La mise en application du mandat de vaccination pour les camionneurs a été décidée alors qu’Omicron ne s’était pas encore manifesté. Ce nouveau variant, incroyablement contagieux, se propage comme une trainée de poudre et perturbe déjà toute la chaine alimentaire au Canada.
Les taux d’absentéisme atteignent 15 à 20% dans le commerce de détail alimentaire ainsi que dans le secteur de la transformation. Parallèlement, une usine d’Exceldor au Québec a été forcée d’euthanasier des volailles au cours des dernières semaines en raison d’une pénurie de travailleurs affectés à l’attrapage de poulets. Plusieurs employés déclarés positifs à Omicron ou ayant été en contact avec un cas positif ont l’obligation de s’absenter et de s’isoler. Omicron frappe durement et rapidement l’ensemble de l’économie, il faut donc tous nous préoccuper de l’accès à la nourriture au Canada.
Omicron change aussi la donne pour la chaine d’approvisionnement alimentaire. Celle-ci se voit fragilisée plus que jamais depuis le début de la pandémie.
Demander aux entreprises alimentaires et logistiques de suivre des protocoles stricts a considérablement ralenti les activités. Une grande partie des aliments qui arrivent dans les magasins au Canada n’ont plus la même fraicheur qu’avant et les consommateurs le remarquent. Les mesures de santé publique doivent s’adapter afin que l’industrie alimentaire puisse continuer à fournir aux consommateurs des aliments surs et abordables au cours des prochains mois alors que nous essayons de faire face à la colère d’Omicron.
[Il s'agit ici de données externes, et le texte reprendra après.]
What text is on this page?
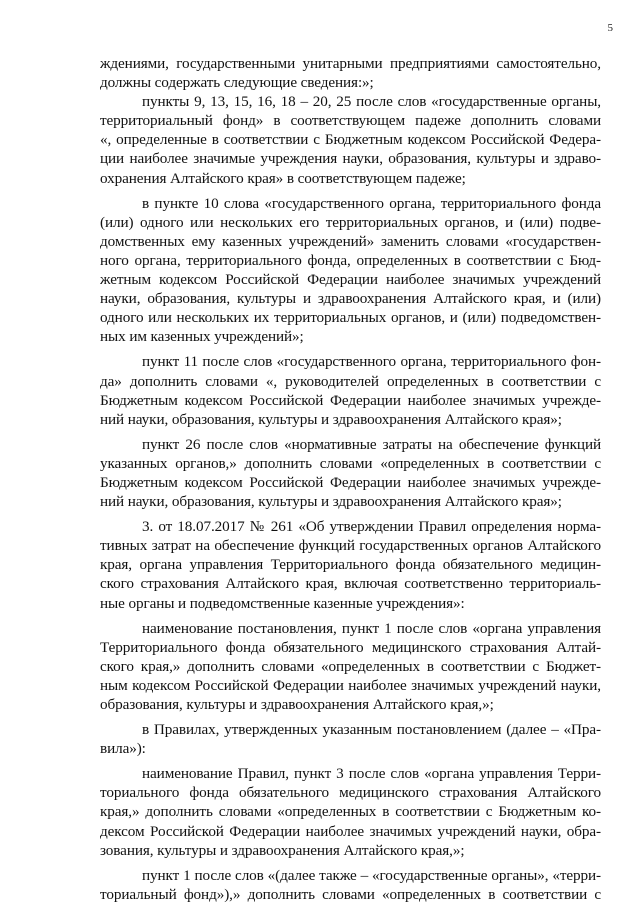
5
ждениями, государственными унитарными предприятиями самостоятельно,
должны содержать следующие сведения:»;
пункты 9, 13, 15, 16, 18 – 20, 25 после слов «государственные органы,
территориальный фонд» в соответствующем падеже дополнить словами
«, определенные в соответствии с Бюджетным кодексом Российской Федера-
ции наиболее значимые учреждения науки, образования, культуры и здраво-
охранения Алтайского края» в соответствующем падеже;
в пункте 10 слова «государственного органа, территориального фонда
(или) одного или нескольких его территориальных органов, и (или) подве-
домственных ему казенных учреждений» заменить словами «государствен-
ного органа, территориального фонда, определенных в соответствии с Бюд-
жетным кодексом Российской Федерации наиболее значимых учреждений
науки, образования, культуры и здравоохранения Алтайского края, и (или)
одного или нескольких их территориальных органов, и (или) подведомствен-
ных им казенных учреждений»;
пункт 11 после слов «государственного органа, территориального фон-
да» дополнить словами «, руководителей определенных в соответствии с
Бюджетным кодексом Российской Федерации наиболее значимых учрежде-
ний науки, образования, культуры и здравоохранения Алтайского края»;
пункт 26 после слов «нормативные затраты на обеспечение функций
указанных органов,» дополнить словами «определенных в соответствии с
Бюджетным кодексом Российской Федерации наиболее значимых учрежде-
ний науки, образования, культуры и здравоохранения Алтайского края»;
3. от 18.07.2017 № 261 «Об утверждении Правил определения норма-
тивных затрат на обеспечение функций государственных органов Алтайского
края, органа управления Территориального фонда обязательного медицин-
ского страхования Алтайского края, включая соответственно территориаль-
ные органы и подведомственные казенные учреждения»:
наименование постановления, пункт 1 после слов «органа управления
Территориального фонда обязательного медицинского страхования Алтай-
ского края,» дополнить словами «определенных в соответствии с Бюджет-
ным кодексом Российской Федерации наиболее значимых учреждений науки,
образования, культуры и здравоохранения Алтайского края,»;
в Правилах, утвержденных указанным постановлением (далее – «Пра-
вила»):
наименование Правил, пункт 3 после слов «органа управления Терри-
ториального фонда обязательного медицинского страхования Алтайского
края,» дополнить словами «определенных в соответствии с Бюджетным ко-
дексом Российской Федерации наиболее значимых учреждений науки, обра-
зования, культуры и здравоохранения Алтайского края,»;
пункт 1 после слов «(далее также – «государственные органы», «терри-
ториальный фонд»),» дополнить словами «определенных в соответствии с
L’inflation alimentaire représente déjà un défi au pays et le mandat de vaccination concernant les camionneurs pourrait aggraver la situation, en particulier pour les familles à faible revenu.
Nous devons agir prudemment avec la mise en application des mandats de vaccination. Le manque de flexibilité de certaines mesures peut mettre en péril notre chaine d’approvisionnement alimentaire.
Annuler des tournois de hockey et d’autres évènements fait partie des mesures préventives acceptables, mais compromettre la fluidité de notre chaine d’approvisionnement alimentaire et la perméabilité de nos frontières peut entrainer des conséquences graves. Les enjeux sont tellement plus élevés.
Il faut vraiment trouver un équilibre fonctionnel entre sauver des vies et assurer notre sécurité alimentaire.